Wednesday, September 22, 2010
Tinkers by Paul Harding
In this debut novel, Paul Harding tells the story of the last few days of an elderly man dying as he's surrounded by his family. While the author does touch on the man's physical state as he dies, the story really takes place much more inside the man's head. As George Washington Crosby dies over a period of several days, his life "flashes" before him, though more slowly than what we've come to think of as one's life flashing before them. Various memories are recounted, mostly from George's childhood, growing up as the eldest son of an epileptic father (at a time when epilepsy was considered a form of insanity) and a bitter mother. George, in his twilight years, becomes a repairer of antique clocks; his father was a peddler and repairer of various household goods; hence the title "Tinkers"; both father and son tinkered.

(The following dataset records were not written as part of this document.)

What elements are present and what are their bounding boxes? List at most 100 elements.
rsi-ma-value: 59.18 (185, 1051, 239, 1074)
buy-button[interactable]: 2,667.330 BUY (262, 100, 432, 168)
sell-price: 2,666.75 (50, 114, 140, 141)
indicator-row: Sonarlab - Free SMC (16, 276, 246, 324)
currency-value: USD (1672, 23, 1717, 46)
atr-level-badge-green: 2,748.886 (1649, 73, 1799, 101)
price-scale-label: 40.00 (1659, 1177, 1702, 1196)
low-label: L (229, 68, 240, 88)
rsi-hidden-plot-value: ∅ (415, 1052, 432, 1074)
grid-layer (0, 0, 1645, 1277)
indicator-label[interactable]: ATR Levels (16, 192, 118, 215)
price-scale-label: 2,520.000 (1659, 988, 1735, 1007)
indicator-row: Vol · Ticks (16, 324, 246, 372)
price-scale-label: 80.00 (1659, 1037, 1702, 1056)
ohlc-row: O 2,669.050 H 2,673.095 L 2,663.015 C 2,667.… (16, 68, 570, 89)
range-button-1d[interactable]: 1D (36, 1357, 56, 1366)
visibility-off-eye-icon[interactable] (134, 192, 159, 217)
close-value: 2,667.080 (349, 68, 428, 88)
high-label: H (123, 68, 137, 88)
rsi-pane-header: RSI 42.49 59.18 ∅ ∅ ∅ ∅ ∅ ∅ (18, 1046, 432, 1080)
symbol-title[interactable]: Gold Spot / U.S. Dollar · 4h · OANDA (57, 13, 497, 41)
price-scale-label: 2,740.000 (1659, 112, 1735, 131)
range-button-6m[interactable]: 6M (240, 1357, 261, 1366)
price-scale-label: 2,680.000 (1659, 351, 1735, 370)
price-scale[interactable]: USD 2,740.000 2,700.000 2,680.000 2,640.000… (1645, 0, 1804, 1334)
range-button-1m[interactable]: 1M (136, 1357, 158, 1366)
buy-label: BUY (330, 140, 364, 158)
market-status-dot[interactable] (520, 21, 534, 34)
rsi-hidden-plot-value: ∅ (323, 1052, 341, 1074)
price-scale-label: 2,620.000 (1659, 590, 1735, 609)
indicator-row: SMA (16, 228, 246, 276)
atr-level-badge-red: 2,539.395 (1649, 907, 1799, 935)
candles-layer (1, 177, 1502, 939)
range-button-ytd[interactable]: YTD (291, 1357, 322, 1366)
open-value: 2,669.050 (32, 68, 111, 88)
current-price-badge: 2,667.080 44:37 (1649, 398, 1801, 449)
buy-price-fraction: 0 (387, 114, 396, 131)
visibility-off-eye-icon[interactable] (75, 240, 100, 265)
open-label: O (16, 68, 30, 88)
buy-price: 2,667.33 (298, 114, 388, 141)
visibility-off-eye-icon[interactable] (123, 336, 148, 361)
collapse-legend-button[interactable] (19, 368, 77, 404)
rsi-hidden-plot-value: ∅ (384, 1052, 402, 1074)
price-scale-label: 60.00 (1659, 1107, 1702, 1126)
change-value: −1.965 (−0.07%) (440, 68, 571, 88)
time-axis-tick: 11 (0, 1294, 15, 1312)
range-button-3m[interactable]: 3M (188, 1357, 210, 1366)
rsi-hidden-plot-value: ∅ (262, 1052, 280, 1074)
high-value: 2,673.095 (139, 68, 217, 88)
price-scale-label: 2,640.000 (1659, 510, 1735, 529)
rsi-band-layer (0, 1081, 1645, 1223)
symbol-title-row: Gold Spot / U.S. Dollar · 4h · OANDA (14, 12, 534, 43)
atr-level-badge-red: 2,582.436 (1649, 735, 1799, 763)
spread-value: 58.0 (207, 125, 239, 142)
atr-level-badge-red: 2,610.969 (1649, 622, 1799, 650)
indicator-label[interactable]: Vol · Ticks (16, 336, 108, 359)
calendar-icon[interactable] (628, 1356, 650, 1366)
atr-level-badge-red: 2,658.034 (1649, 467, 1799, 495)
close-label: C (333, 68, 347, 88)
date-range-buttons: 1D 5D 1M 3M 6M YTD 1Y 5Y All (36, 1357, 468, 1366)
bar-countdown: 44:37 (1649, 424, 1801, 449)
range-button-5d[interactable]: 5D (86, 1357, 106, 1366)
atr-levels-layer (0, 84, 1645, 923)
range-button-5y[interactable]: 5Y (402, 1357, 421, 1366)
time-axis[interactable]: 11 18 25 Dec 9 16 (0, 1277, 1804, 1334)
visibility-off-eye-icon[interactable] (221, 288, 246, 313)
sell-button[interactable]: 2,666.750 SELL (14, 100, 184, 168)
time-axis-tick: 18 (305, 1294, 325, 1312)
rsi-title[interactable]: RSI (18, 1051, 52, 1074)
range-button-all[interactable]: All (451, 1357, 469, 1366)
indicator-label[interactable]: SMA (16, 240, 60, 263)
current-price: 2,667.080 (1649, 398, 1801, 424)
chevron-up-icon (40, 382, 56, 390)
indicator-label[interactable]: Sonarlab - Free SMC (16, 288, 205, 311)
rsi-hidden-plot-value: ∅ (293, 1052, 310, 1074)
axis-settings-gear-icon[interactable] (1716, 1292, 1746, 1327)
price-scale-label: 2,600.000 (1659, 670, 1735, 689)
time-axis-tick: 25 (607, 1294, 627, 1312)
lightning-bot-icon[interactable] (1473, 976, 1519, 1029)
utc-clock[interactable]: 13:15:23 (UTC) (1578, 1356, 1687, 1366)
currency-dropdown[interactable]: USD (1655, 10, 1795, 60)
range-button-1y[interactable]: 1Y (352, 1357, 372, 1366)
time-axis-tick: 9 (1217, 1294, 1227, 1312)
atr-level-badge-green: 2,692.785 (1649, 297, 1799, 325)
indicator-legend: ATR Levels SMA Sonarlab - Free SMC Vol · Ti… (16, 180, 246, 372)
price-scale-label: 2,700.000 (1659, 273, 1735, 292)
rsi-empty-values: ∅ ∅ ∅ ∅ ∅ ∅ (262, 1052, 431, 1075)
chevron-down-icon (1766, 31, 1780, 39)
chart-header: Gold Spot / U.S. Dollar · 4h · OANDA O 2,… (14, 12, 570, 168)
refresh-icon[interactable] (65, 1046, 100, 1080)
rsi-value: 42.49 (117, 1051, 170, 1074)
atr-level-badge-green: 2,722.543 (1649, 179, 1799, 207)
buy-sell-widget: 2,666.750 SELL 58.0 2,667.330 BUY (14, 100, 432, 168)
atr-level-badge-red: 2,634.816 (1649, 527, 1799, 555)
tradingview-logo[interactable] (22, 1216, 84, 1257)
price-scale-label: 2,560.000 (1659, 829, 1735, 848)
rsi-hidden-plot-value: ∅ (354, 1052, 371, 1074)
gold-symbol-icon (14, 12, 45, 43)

The author's real gift is in his prose; he deftly describes both items and scenes in a very visual way, although some of the descriptions were too wordy and complicated for me, as the inner workings of a clock, for instance.

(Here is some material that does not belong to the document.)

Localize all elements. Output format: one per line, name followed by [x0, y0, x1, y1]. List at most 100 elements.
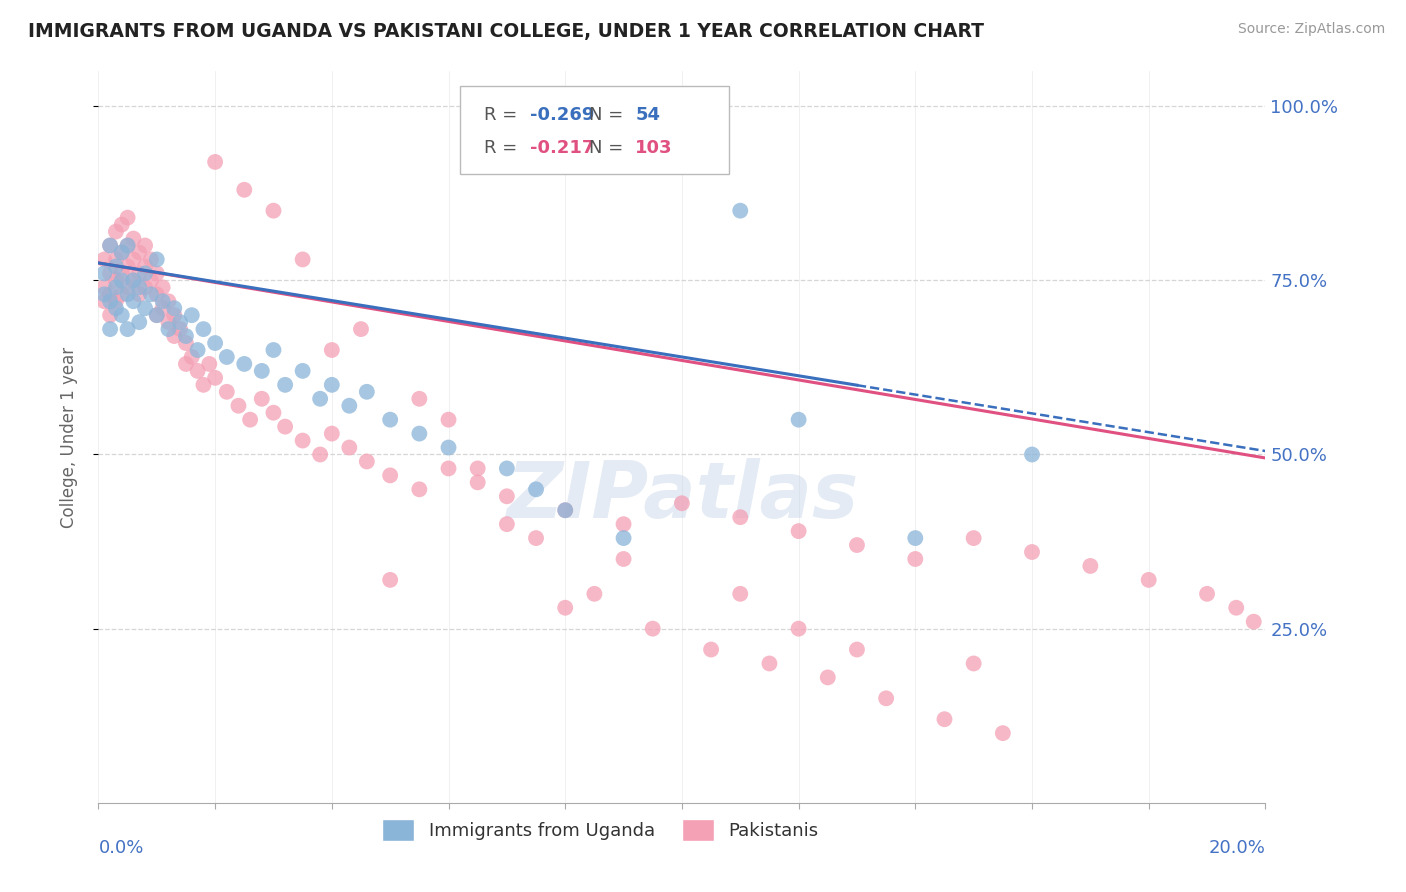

It's not a long book - under 200 pages. Still, it took me a bit of work to get through. It's one of those books with reviews on the back cover touting it as "remarkable," etc., that leave me feeling like there might be something wrong with me that I didn't love it as much as I was supposed to. (And it did win a Pulitzer Prize.) It's a good book, but I didn't think it was great.
Mine's up for grabs; if you want it, say the word.